Een waterige dag
Door: Tessa Romein
Blijf op de hoogte en volg Tessa
07 Juni 2016 | IJsland, Dalvík
We gaan het water van het Eyjafjördur op, het fjord waar ons huisje ook aan ligt, en nog geen tien minuten later spot de gids de eerste walvis. We volgen deze bultrug een tijdje maar zoals dat altijd gaat met het volgen van walvissen: je weet nooit waar ze weer boven komen als ze onderduiken. Ik als doorgewinterde visserijmedewerkster vraag me af waarom zulke bedrijfjes dan niet gewoon een sonartje onder hun boot hebben hangen – dan zit je altijd op het goede spoor. Ook zou een fluisterbootmotor geen slecht idee zijn; als je als walvis met rust gelaten wilt worden dan zwem je natuurlijk gewoon weg van de herrie. Ik heb al enkele van dit soort tripjes gemaakt en nog steeds hoop ik op een gebeurtenis zoals die altijd op de reclameplaatjes staat: een grote snuit uit het water zodat je het oog kunt zien … of een flinke tetter van de staart op het water (daar zou ik wel een nat pak voor over hebben!) … of natuurlijk het allerliefst een sprong uit het water.
Helaas krijg ik ook vandaag weer none of the above. We zien in totaal vier bultruggen – met de nadruk op ruggen. Een spray, een gekromde rug, en floep, weg zijn ze weer. Roeline weet nog een kiekje te maken van een lome staart maar we krijgen helaas helaas helaas geen spectaculair schouwspel voorgeschoteld. De intensieve dag van gisteren gecombineerd met de korte nacht begint zich een beetje te wreken: terug naar Hauganes zit ik op het dek bij de voorsteven met mijn hoofd tegen de reling al te slapen. Eenmaal terug aan land doen we wat boodschappen in het nabijgelegen Dalvik (Hauganes telt rond de 100 inwoners dus een Albert Heijn XL zit er even niet in) en dan rijden we terug naar ons huisje voor een late lunch. Daarna vallen we allebei als een blok in slaap en als mijn wekker een uur later (het is dan 16.00 uur) gaat moeten we echt even tot onze positieven komen.
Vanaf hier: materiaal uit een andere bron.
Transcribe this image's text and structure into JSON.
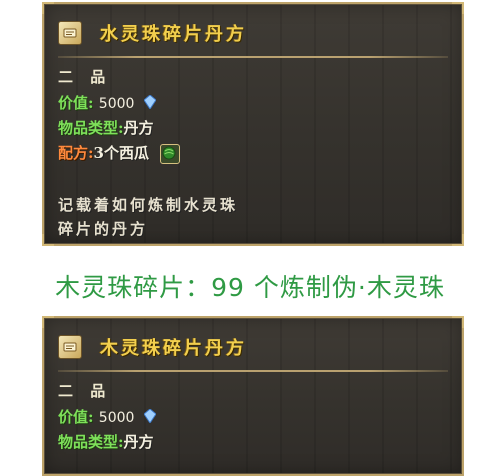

Maar zo grijs en grauw als het vanmorgen was, zo prachtig ziet het er nu uit buiten dus het zou een schande zijn als we daar noet nog van zouden profiteren. We rijden wederom naar Dalvik en pakken daar bergopwaarts een kleinere weg die overgaat in een onverhard exemplaar. Aan het allereindste eind van deze weg staat boederij Kot (alle boerderijen in IJsland hebben een naam en ze staan ook allemaal met naam genoemd in de wegenatlas. Hier kun je niet zomaar even je boerderijtje omnoemen als je de naam die het al decennialang heeft spuugzat bent, want dan niemand je meer vinden! Voor zover wij kunnen ontdekken zijn er langs de wegen ook geen nummers dus die namen zijn wel echt essentieel) en daar begint de wandeling die we uitgezocht hebben. Ook nu profiteren we van het feit dat het hier niet donker wordt: het is al 19:00 uur voordat we goed en wel op weg zijn.
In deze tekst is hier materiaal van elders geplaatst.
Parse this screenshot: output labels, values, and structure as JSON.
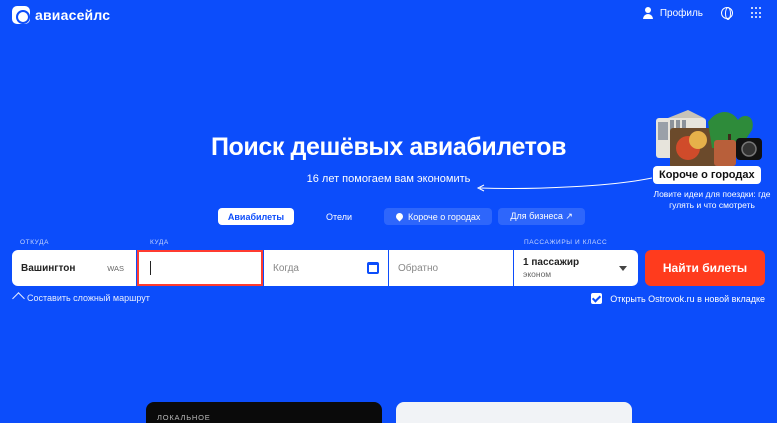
{
  "header": {
    "logo_text": "авиасейлс",
    "profile_label": "Профиль",
    "icons": [
      "person-icon",
      "globe-icon",
      "apps-grid-icon"
    ]
  },
  "hero": {
    "title": "Поиск дешёвых авиабилетов",
    "subtitle": "16 лет помогаем вам экономить"
  },
  "tabs": [
    {
      "label": "Авиабилеты",
      "active": true
    },
    {
      "label": "Отели",
      "active": false
    },
    {
      "label": "Короче о городах",
      "active": false,
      "icon": "pin-icon"
    },
    {
      "label": "Для бизнеса ↗",
      "active": false
    }
  ],
  "promo": {
    "title": "Короче о городах",
    "description": "Ловите идеи для поездки: где гулять и что смотреть"
  },
  "form": {
    "labels": {
      "from": "ОТКУДА",
      "to": "КУДА",
      "passengers": "ПАССАЖИРЫ И КЛАСС"
    },
    "from": {
      "city": "Вашингтон",
      "code": "WAS"
    },
    "to": {
      "value": ""
    },
    "when": {
      "placeholder": "Когда"
    },
    "back": {
      "placeholder": "Обратно"
    },
    "passengers": {
      "count": "1 пассажир",
      "class": "эконом"
    },
    "search_button": "Найти билеты"
  },
  "options": {
    "complex_route": "Составить сложный маршрут",
    "ostrovok": "Открыть Ostrovok.ru в новой вкладке",
    "ostrovok_checked": true
  },
  "cards": {
    "dark_label": "ЛОКАЛЬНОЕ"
  },
  "colors": {
    "background": "#0c4dfb",
    "button": "#ff3b1d",
    "focus_border": "#ff3b30"
  }
}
We lopen over bergpaadjes, springen over geultjes, kraken ons een weg door heuse vlakjes sneeuw en testen de waterdichtheid van onze schoenen op de drassige stukken grasland (ik heb mijn onlangs aangeschafte waterdichte Meindls deze vakantie voor het eerst aan en ze krijgen hier de eerste twee dagen al de volle laag qua stof en modder; ik beloof ze plechtig dat ze over twee weken thuis een enorme lik leervet toegediend zullen krijgen). Na een uur komt onze beloning: we arriveren bij het bergmeer van Vatsndalur. We zijn er allebei even stil van, want de schoonheid van deze plek is overweldigend. Het meer in groene setting wordt aan alle kanten omringd door besneeuwde bergtoppen die worden weerspiegeld in het water. Twee ganzen vliegen over, in de verte zwemt een zwanenpaartje en we zien verschillende soorten vogels aan de overkant, waar meanderende bergstroompjes in het meer uitkomen. De kers op de taart (de IJs-taart in dit geval) is dat wij tweeën de enigen zijn die dit allemaal op dit moment zien. Geen enkele andere persoon, laat staan een bus vol toeristen, is hier. En daar worden wij heel, heel erg gelukkig van.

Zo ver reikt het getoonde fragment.